Putusan bagi Siti Hartati Murdaya lagi-lagi menunjukkan tidak seriusnya hakim memerangi korupsi. Penyuap Bupati Buol ini divonis 2 tahun 8 bulan penjara, jauh dibanding tuntutan jaksa, yang menghendaki ganjaran 5 tahun penjara. Vonis yang ringan ini mengherankan karena Hartati jelas dinyatakan bersalah.
Hukuman yang enteng itu bukan hanya tak sesuai dengan rasa keadilan, tapi juga makin merusak semangat pemberantasan korupsi. Hakim mengabaikan bahwa menyuap ataupun menerima uang suap sama merusaknya. Dua kejahatan itu adalah saudara kembar berwujud perilaku koruptif yang tergolong kejahatan luar biasa.
Penyuapan terhadap Bupati Buol Amran Batalipu itu dilakukan agar PT Cipta Cakra Murdaya, grup usaha milik Hartati, memperoleh izin usaha perkebunan dan hak guna usaha tanah seluas 4.500 hektare di Buol. Hartati juga menyuap agar bidang tanah lainnya seluas 22.780 hektare mendapat izin usaha serupa. Uang sogok diberikan bertahap masing-masing Rp 1 miliar dan Rp 2 miliar melalui tiga anak buah Hartati, yakni Arim, Gondo Sudjono, dan Yani Anshori.

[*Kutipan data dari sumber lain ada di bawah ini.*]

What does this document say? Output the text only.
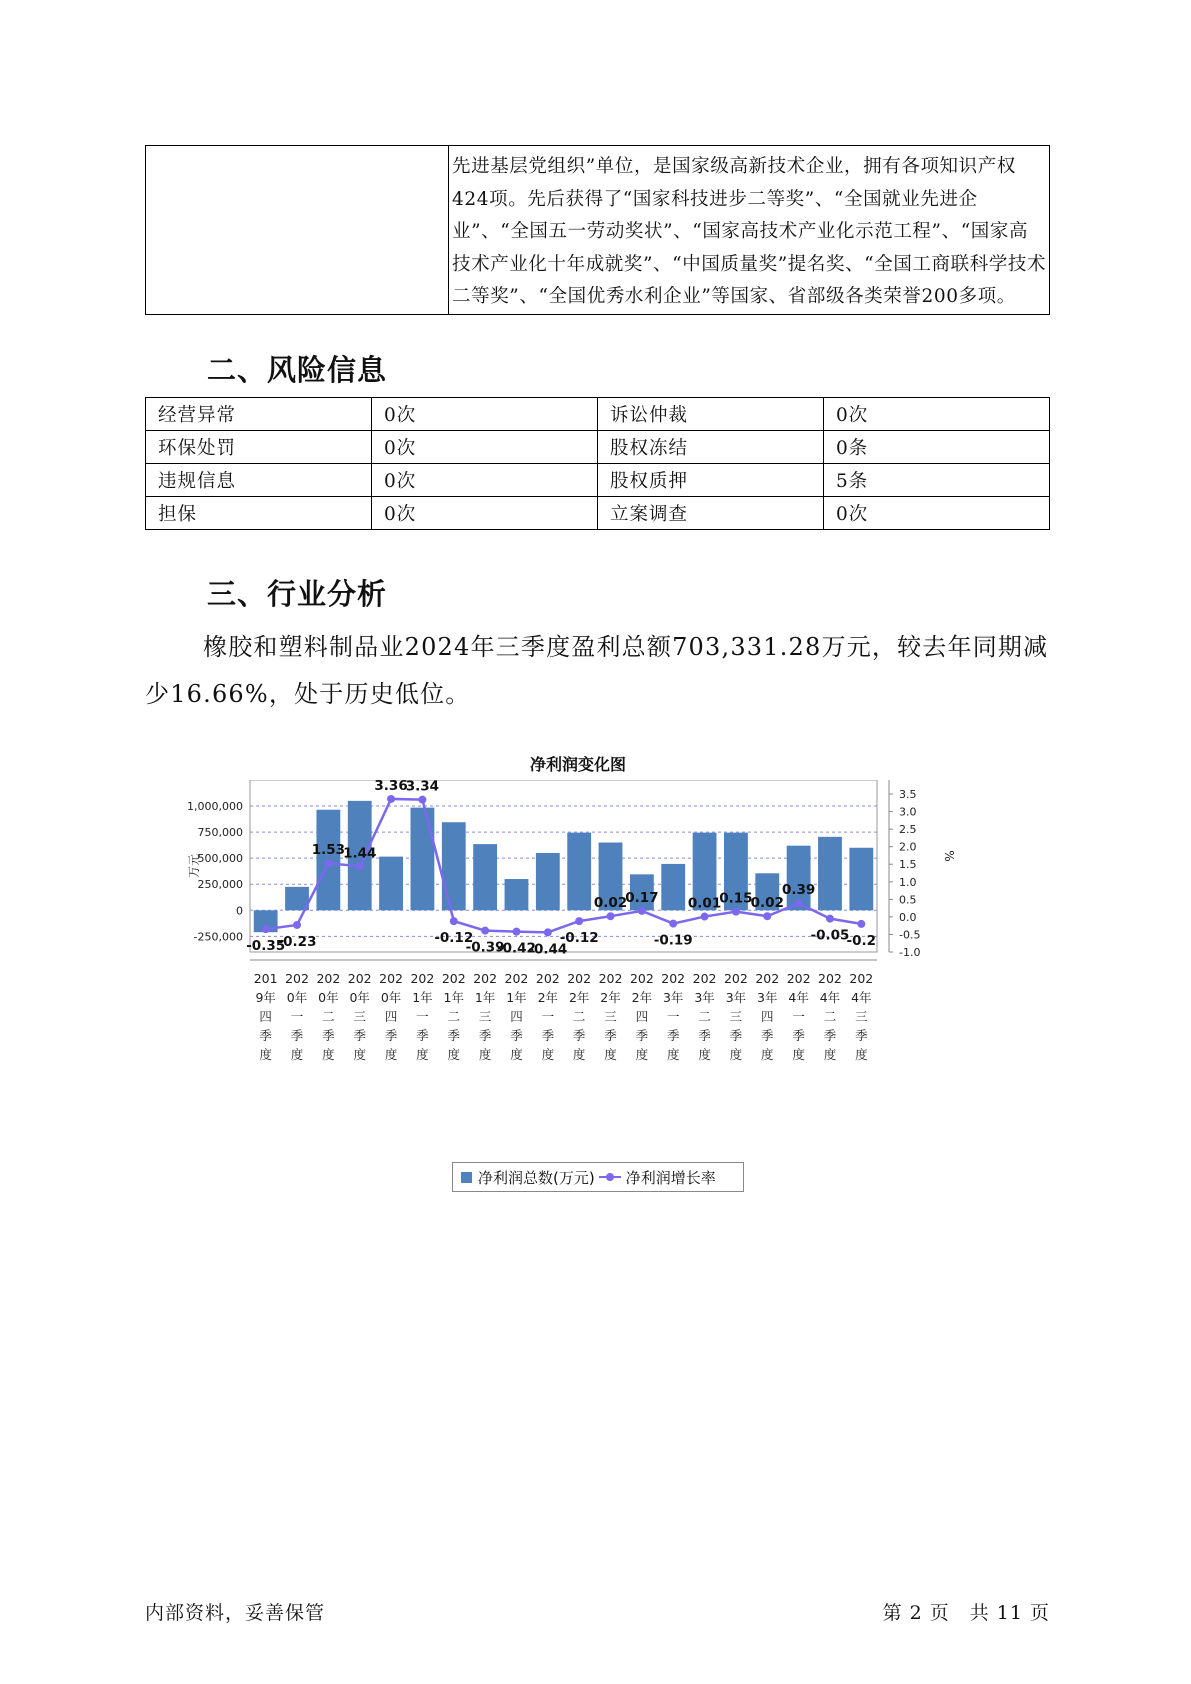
	先进基层党组织”单位，是国家级高新技术企业，拥有各项知识产权424项。先后获得了“国家科技进步二等奖”、“全国就业先进企业”、“全国五一劳动奖状”、“国家高技术产业化示范工程”、“国家高技术产业化十年成就奖”、“中国质量奖”提名奖、“全国工商联科学技术二等奖”、“全国优秀水利企业”等国家、省部级各类荣誉200多项。
二、风险信息
经营异常	0次	诉讼仲裁	0次
环保处罚	0次	股权冻结	0条
违规信息	0次	股权质押	5条
担保	0次	立案调查	0次
三、行业分析
橡胶和塑料制品业2024年三季度盈利总额703,331.28万元，较去年同期减少16.66%，处于历史低位。
净利润变化图
-250,000
0
250,000
500,000
750,000
1,000,000
-1.0
-0.5
0.0
0.5
1.0
1.5
2.0
2.5
3.0
3.5
万元	%
201
9年
四
季
度
202
0年
一
季
度
202
0年
二
季
度
202
0年
三
季
度
202
0年
四
季
度
202
1年
一
季
度
202
1年
二
季
度
202
1年
三
季
度
202
1年
四
季
度
202
2年
一
季
度
202
2年
二
季
度
202
2年
三
季
度
202
2年
四
季
度
202
3年
一
季
度
202
3年
二
季
度
202
3年
三
季
度
202
3年
四
季
度
202
4年
一
季
度
202
4年
二
季
度
202
4年
三
季
度
-0.35
-0.23
1.53
1.44
3.36
3.34
-0.12
-0.39
-0.42
-0.44
-0.12
0.02
0.17
-0.19
0.01
0.15
0.02
0.39
-0.05
-0.2
净利润总数(万元) 净利润增长率
内部资料，妥善保管	第 2 页　共 11 页
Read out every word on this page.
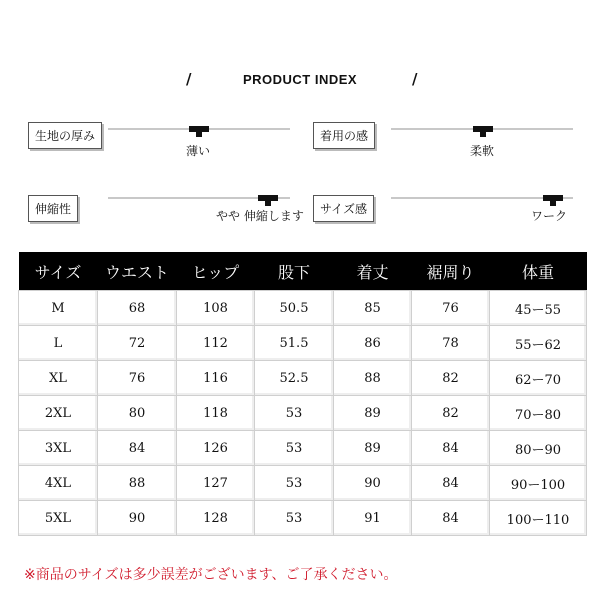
/	PRODUCT INDEX	/
生地の厚み
薄い
着用の感
柔軟
伸縮性	やや 伸縮します	サイズ感	ワーク
サイズ	ウエスト	ヒップ	股下	着丈	裾周り	体重
M	68	108	50.5	85	76	45ー55
L	72	112	51.5	86	78	55ー62
XL	76	116	52.5	88	82	62ー70
2XL	80	118	53	89	82	70ー80
3XL	84	126	53	89	84	80ー90
4XL	88	127	53	90	84	90ー100
5XL	90	128	53	91	84	100ー110
※商品のサイズは多少誤差がございます、ご了承ください。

Jaksa penuntut dari Komisi Pemberantasan Korupsi berhasil membuktikan semua dakwaan itu di persidangan. Hartati dinyatakan bersalah karena melanggar Pasal 5 ayat 1 huruf a Undang-Undang Pemberantasan Korupsi. Inilah delik yang biasa digunakan untuk menjerat penyuap pegawai negeri atau penyelenggara negara. Ancaman hukuman maksimalnya 5 tahun penjara.
Majelis hakim semestinya menjatuhkan hukuman maksimal itu bagi Hartati karena bukti yang diungkap di persidangan juga amat telak. Tak hanya bukti fisik berupa catatan pengeluaran dan uang yang digunakan menyuap, jaksa juga berhasil menunjukkan rekaman percakapan transaksi penyuapan.
Buat perkara biasa, putusan majelis hakim yang diketuai Gusrizal itu mungkin terbilang wajar. Vonis yang dijatuhkan masih dalam rentang, yaitu dua pertiga dari tuntutan jaksa. Namun diskon yang dianggap lumrah di kalangan hakim ini semestinya tidak diberlakukan bagi kejahatan korupsi. Bagaimanapun, korupsi merupakan kejahatan luar biasa. Hakim seharusnya memberi vonis yang lebih berat, kalaupun tidak bisa sama dengan tuntutan jaksa.
Anehnya pula, Hartati dianggap berjasa membangun ekonomi Kabupaten Buol dan dimasukkan sebagai faktor yang meringankan hukuman. Kalaupun benar ada jasa itu, hal tersebut tentu tidak sebanding dengan daya rusak yang timbul akibat penyuapan. Dengan menyuap pejabat, Hartati bukan hanya menguntungkan dirinya sendiri, tapi juga merusak mental pejabat yang harusnya bekerja bukan karena imbalan uang.
Hukuman ringan itu jelas tidak akan menimbulkan ejek jera dan tak membuat takut para pengusaha yang biasa menyuap pejabat. Tak muncul pesan pula dari hakim bahwa suap merupakan kejahatan yang merusak moralitas bangsa ini. Itu sebabnya, wajib hukumnya bagi KPK untuk menyatakan banding atas vonis Hartati. Tidak seharusnya penyuap penyelenggara negara diganjar hukuman yang setara dengan pencuri ayam.